The absence of a certified food protection manager compounds the risk. That certification exists specifically to ensure that at least one person on staff understands the science behind food safety, including temperature control, cross-contamination, and proper responses to exactly the kind of incident the missing cleanup plan was supposed to address. Without that person in place, the store is operating without a designated safety anchor.

The gap under the backroom receiving door is a structural entry point. Inspectors flag these openings because once rodents or insects are inside a food retail environment, they move freely through storage and sales areas. The soda crates used as shelving create irregular surfaces that are difficult to sanitize and can harbor food debris, which in turn attracts pests.

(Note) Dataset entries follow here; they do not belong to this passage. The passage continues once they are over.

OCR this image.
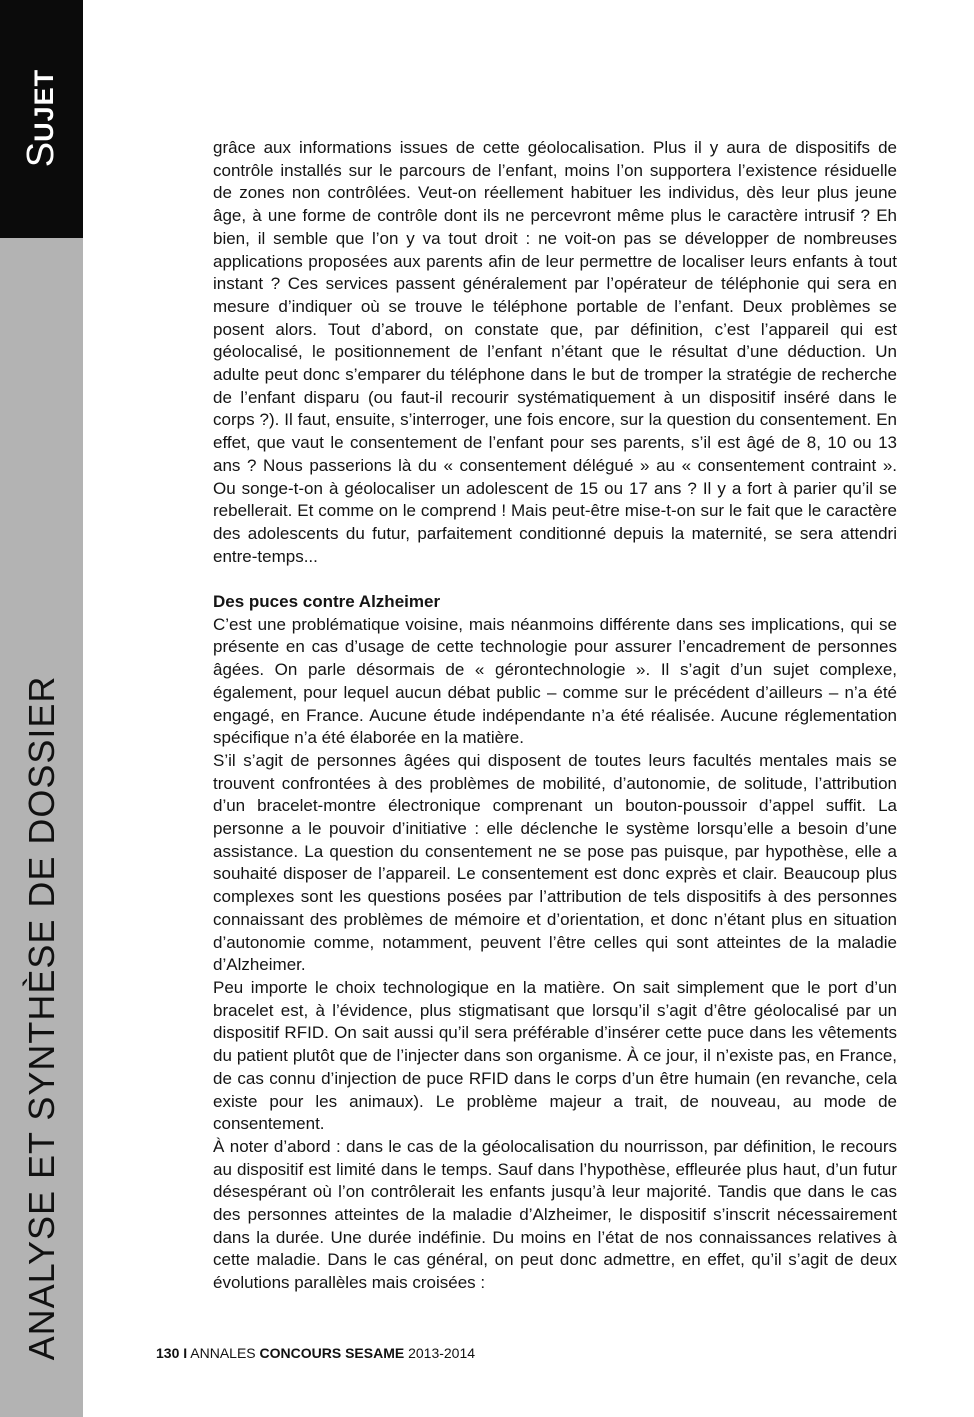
SUJET
ANALYSE ET SYNTHÈSE DE DOSSIER

grâce aux informations issues de cette géolocalisation. Plus il y aura de dispositifs de contrôle installés sur le parcours de l’enfant, moins l’on supportera l’existence résiduelle de zones non contrôlées. Veut-on réellement habituer les individus, dès leur plus jeune âge, à une forme de contrôle dont ils ne percevront même plus le caractère intrusif ? Eh bien, il semble que l’on y va tout droit : ne voit-on pas se développer de nombreuses applications proposées aux parents afin de leur permettre de localiser leurs enfants à tout instant ? Ces services passent généralement par l’opérateur de téléphonie qui sera en mesure d’indiquer où se trouve le téléphone portable de l’enfant. Deux problèmes se posent alors. Tout d’abord, on constate que, par définition, c’est l’appareil qui est géolocalisé, le positionnement de l’enfant n’étant que le résultat d’une déduction. Un adulte peut donc s’emparer du téléphone dans le but de tromper la stratégie de recherche de l’enfant disparu (ou faut-il recourir systématiquement à un dispositif inséré dans le corps ?). Il faut, ensuite, s’interroger, une fois encore, sur la question du consentement. En effet, que vaut le consentement de l’enfant pour ses parents, s’il est âgé de 8, 10 ou 13 ans ? Nous passerions là du « consentement délégué » au « consentement contraint ». Ou songe-t-on à géolocaliser un adolescent de 15 ou 17 ans ? Il y a fort à parier qu’il se rebellerait. Et comme on le comprend ! Mais peut-être mise-t-on sur le fait que le caractère des adolescents du futur, parfaitement conditionné depuis la maternité, se sera attendri entre-temps...

Des puces contre Alzheimer

C’est une problématique voisine, mais néanmoins différente dans ses implications, qui se présente en cas d’usage de cette technologie pour assurer l’encadrement de personnes âgées. On parle désormais de « gérontechnologie ». Il s’agit d’un sujet complexe, également, pour lequel aucun débat public – comme sur le précédent d’ailleurs – n’a été engagé, en France. Aucune étude indépendante n’a été réalisée. Aucune réglementation spécifique n’a été élaborée en la matière.

S’il s’agit de personnes âgées qui disposent de toutes leurs facultés mentales mais se trouvent confrontées à des problèmes de mobilité, d’autonomie, de solitude, l’attribution d’un bracelet-montre électronique comprenant un bouton-poussoir d’appel suffit. La personne a le pouvoir d’initiative : elle déclenche le système lorsqu’elle a besoin d’une assistance. La question du consentement ne se pose pas puisque, par hypothèse, elle a souhaité disposer de l’appareil. Le consentement est donc exprès et clair. Beaucoup plus complexes sont les questions posées par l’attribution de tels dispositifs à des personnes connaissant des problèmes de mémoire et d’orientation, et donc n’étant plus en situation d’autonomie comme, notamment, peuvent l’être celles qui sont atteintes de la maladie d’Alzheimer.

Peu importe le choix technologique en la matière. On sait simplement que le port d’un bracelet est, à l’évidence, plus stigmatisant que lorsqu’il s’agit d’être géolocalisé par un dispositif RFID. On sait aussi qu’il sera préférable d’insérer cette puce dans les vêtements du patient plutôt que de l’injecter dans son organisme. À ce jour, il n’existe pas, en France, de cas connu d’injection de puce RFID dans le corps d’un être humain (en revanche, cela existe pour les animaux). Le problème majeur a trait, de nouveau, au mode de consentement.

À noter d’abord : dans le cas de la géolocalisation du nourrisson, par définition, le recours au dispositif est limité dans le temps. Sauf dans l’hypothèse, effleurée plus haut, d’un futur désespérant où l’on contrôlerait les enfants jusqu’à leur majorité. Tandis que dans le cas des personnes atteintes de la maladie d’Alzheimer, le dispositif s’inscrit nécessairement dans la durée. Une durée indéfinie. Du moins en l’état de nos connaissances relatives à cette maladie. Dans le cas général, on peut donc admettre, en effet, qu’il s’agit de deux évolutions parallèles mais croisées :

130 I ANNALES CONCOURS SESAME 2013-2014
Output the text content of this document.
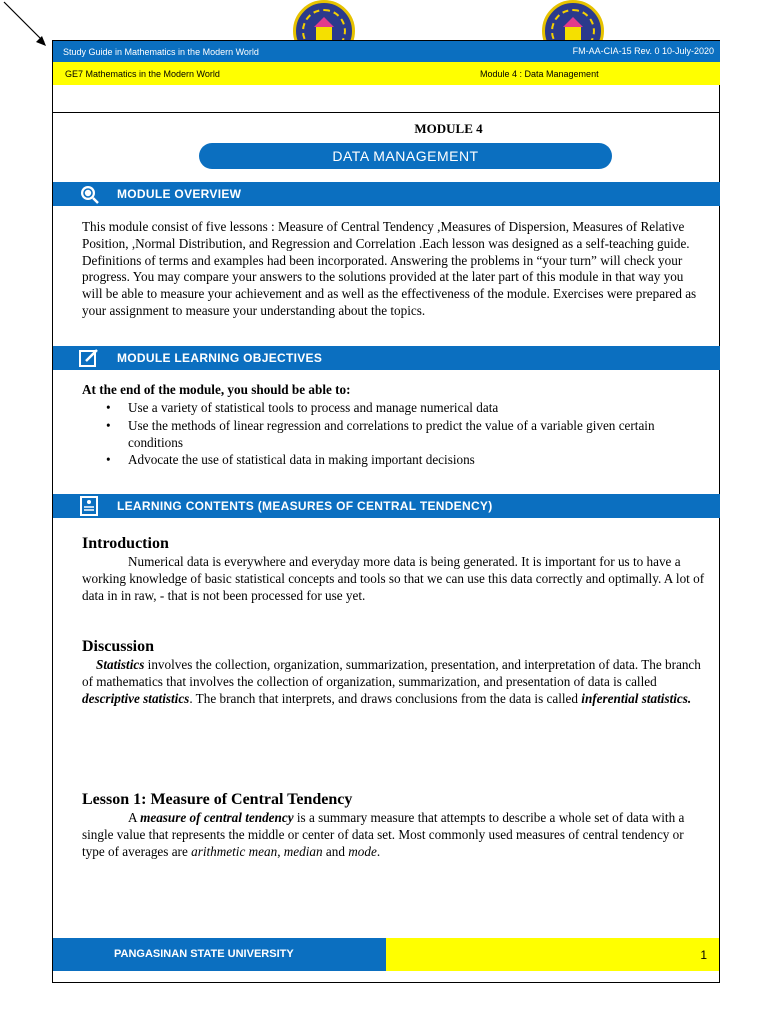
Study Guide in Mathematics in the Modern World	FM-AA-CIA-15 Rev. 0 10-July-2020
GE7 Mathematics in the Modern World	Module 4 : Data Management
MODULE 4
DATA MANAGEMENT
MODULE OVERVIEW
This module consist of five lessons : Measure of Central Tendency ,Measures of Dispersion, Measures of Relative Position, ,Normal Distribution, and Regression and Correlation .Each lesson was designed as a self-teaching guide. Definitions of terms and examples had been incorporated. Answering the problems in “your turn” will check your progress. You may compare your answers to the solutions provided at the later part of this module in that way you will be able to measure your achievement and as well as the effectiveness of the module. Exercises were prepared as your assignment to measure your understanding about the topics.
MODULE LEARNING OBJECTIVES
At the end of the module, you should be able to:
• Use a variety of statistical tools to process and manage numerical data
• Use the methods of linear regression and correlations to predict the value of a variable given certain conditions
• Advocate the use of statistical data in making important decisions
LEARNING CONTENTS (MEASURES OF CENTRAL TENDENCY)
Introduction
Numerical data is everywhere and everyday more data is being generated. It is important for us to have a working knowledge of basic statistical concepts and tools so that we can use this data correctly and optimally. A lot of data in in raw, - that is not been processed for use yet.
Discussion
Statistics involves the collection, organization, summarization, presentation, and interpretation of data. The branch of mathematics that involves the collection of organization, summarization, and presentation of data is called descriptive statistics. The branch that interprets, and draws conclusions from the data is called inferential statistics.
Lesson 1: Measure of Central Tendency
A measure of central tendency is a summary measure that attempts to describe a whole set of data with a single value that represents the middle or center of data set. Most commonly used measures of central tendency or type of averages are arithmetic mean, median and mode.
PANGASINAN STATE UNIVERSITY	1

None of the four violations were corrected while the inspector was on site.

The Longer Record

The state's inspection data lists one prior inspection on record for this location. That limited history makes it difficult to identify a long-term pattern, but it also means the violations documented in April cannot be dismissed as isolated anomalies in an otherwise strong compliance record. The store has not accumulated a track record of passing inspections cleanly before this visit.

The inspection closed with a finding that the store met sanitation requirements overall, meaning it was not ordered closed and no stop sale orders were issued. That outcome reflects the absence of priority violations, the most serious category in the state's classification system.

What it does not reflect is that all four violations remained unresolved when the inspector left the building on April 3.

The gap under the receiving door was still open. The soda crates were still being used as shelves. No certified food protection manager had been identified. And the store still had no written plan for what to do if someone got sick on the floor near the food.